What Should This M&T Joint Style be Called?

What Should This M&T Joint Style be Called?
I currently construct furniture with Southwest/Santa Fe style character. I have been routinely utilizing a joint that results in a through tenon passed through an open mortise on the top of the leg/stile so that the tenon is exposed as this style calls for. I have references that label this joint as: a) a bridle joint, b) an open mortise/tenon; c) a halter joint, d) a through bridle joint; e) a through tenon/mortise joint; f) an open bridle joint. So, what is it … really? – Ron Paque

Tim Inman: Your joint is a through tenon. Bridle joints are typically used to join at corners, for example on stiles and rails of doors. I’ve never heard of a halter joint — but maybe somebody remembered it had something to do with horses and horse tack (bridles) and got as far as the halter … On Mission style furniture, I have frequently seen through tenons which are decorated by allowing the tenon to extend a little beyond the mortised piece (usually an arm or a tabletop) and then the tenon is cut to roughly resemble a pyramid. I have also, even more frequently, found those little pyramids to be just a loose piece of wood glued on to “imply” a through tenon.
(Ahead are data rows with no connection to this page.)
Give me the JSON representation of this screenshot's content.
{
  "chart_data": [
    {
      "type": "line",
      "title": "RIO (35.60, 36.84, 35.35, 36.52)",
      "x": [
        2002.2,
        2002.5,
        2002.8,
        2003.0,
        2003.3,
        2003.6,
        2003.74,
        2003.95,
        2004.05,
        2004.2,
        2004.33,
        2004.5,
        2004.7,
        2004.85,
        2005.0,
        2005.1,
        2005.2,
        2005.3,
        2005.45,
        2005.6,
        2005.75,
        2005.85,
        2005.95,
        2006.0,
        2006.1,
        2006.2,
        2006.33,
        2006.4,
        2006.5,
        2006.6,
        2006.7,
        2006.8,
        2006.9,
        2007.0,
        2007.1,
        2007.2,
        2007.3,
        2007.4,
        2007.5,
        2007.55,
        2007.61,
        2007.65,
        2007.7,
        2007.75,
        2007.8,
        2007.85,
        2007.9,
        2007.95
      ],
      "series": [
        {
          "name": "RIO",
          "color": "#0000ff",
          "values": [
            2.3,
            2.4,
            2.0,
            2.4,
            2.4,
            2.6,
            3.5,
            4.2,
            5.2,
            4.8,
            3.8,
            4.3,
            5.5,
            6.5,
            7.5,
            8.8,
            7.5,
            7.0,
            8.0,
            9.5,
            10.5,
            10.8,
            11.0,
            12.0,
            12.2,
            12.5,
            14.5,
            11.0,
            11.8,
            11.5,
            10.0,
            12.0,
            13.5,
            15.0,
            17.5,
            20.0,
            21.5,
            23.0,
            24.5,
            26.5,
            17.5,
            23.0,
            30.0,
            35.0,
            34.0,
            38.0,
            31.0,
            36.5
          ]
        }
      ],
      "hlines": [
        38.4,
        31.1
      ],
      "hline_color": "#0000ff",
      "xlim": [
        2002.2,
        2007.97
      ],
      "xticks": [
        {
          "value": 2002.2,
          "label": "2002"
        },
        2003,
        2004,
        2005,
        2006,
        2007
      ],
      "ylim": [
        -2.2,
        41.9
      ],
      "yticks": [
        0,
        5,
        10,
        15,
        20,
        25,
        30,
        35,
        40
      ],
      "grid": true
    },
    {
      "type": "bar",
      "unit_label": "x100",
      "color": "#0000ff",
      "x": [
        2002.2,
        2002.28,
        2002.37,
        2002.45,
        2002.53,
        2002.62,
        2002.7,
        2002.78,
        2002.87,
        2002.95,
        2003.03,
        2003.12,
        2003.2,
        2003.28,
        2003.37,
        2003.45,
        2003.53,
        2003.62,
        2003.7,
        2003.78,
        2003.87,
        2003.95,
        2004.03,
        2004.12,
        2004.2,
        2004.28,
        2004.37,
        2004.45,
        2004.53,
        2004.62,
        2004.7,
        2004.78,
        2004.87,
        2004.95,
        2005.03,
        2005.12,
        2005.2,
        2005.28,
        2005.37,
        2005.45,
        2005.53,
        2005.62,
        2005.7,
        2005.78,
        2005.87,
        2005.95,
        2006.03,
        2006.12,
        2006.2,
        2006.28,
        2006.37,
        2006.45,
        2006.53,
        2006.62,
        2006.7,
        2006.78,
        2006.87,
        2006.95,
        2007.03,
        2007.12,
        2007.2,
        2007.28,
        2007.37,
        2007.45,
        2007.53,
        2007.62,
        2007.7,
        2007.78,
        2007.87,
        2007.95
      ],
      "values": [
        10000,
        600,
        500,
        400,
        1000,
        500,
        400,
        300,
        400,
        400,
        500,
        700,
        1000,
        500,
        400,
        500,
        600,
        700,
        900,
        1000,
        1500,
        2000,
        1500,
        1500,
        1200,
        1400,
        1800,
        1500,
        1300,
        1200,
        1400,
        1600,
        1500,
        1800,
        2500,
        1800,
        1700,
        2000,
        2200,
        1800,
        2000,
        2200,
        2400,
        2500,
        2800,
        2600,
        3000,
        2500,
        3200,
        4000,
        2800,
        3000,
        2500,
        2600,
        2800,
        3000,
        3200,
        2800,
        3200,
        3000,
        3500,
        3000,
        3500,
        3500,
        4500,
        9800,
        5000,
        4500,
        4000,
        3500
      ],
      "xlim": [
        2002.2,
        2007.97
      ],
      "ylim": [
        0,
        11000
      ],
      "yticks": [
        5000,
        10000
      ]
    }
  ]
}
Chris Marshall: Oh, what’s in a name?! As a woodworking writer, Ron, I know your dilemma here. We do toss around a lot of jargon, don’t we? Just to check yet another (!) source, I pulled from my woodworking collection a book called Classic Joints with Power Tools, written by Yeung Chan. He labels the corner joint you are describing as a “slip joint” and an “open tenon joint.” So there: two more options to add to the medley for this simple, sturdy mortise-and-tenon style. Mr. Chan considers a “bridle” joint to be one that lands midway along a workpiece, not at a corner. I think of a “through tenon” as one that is captured all around by the mating workpiece, except for the end of the tenon that protrudes. So, I would not call the joint you are describing a through tenon, because you can see both an edge of the tenon as well as the end.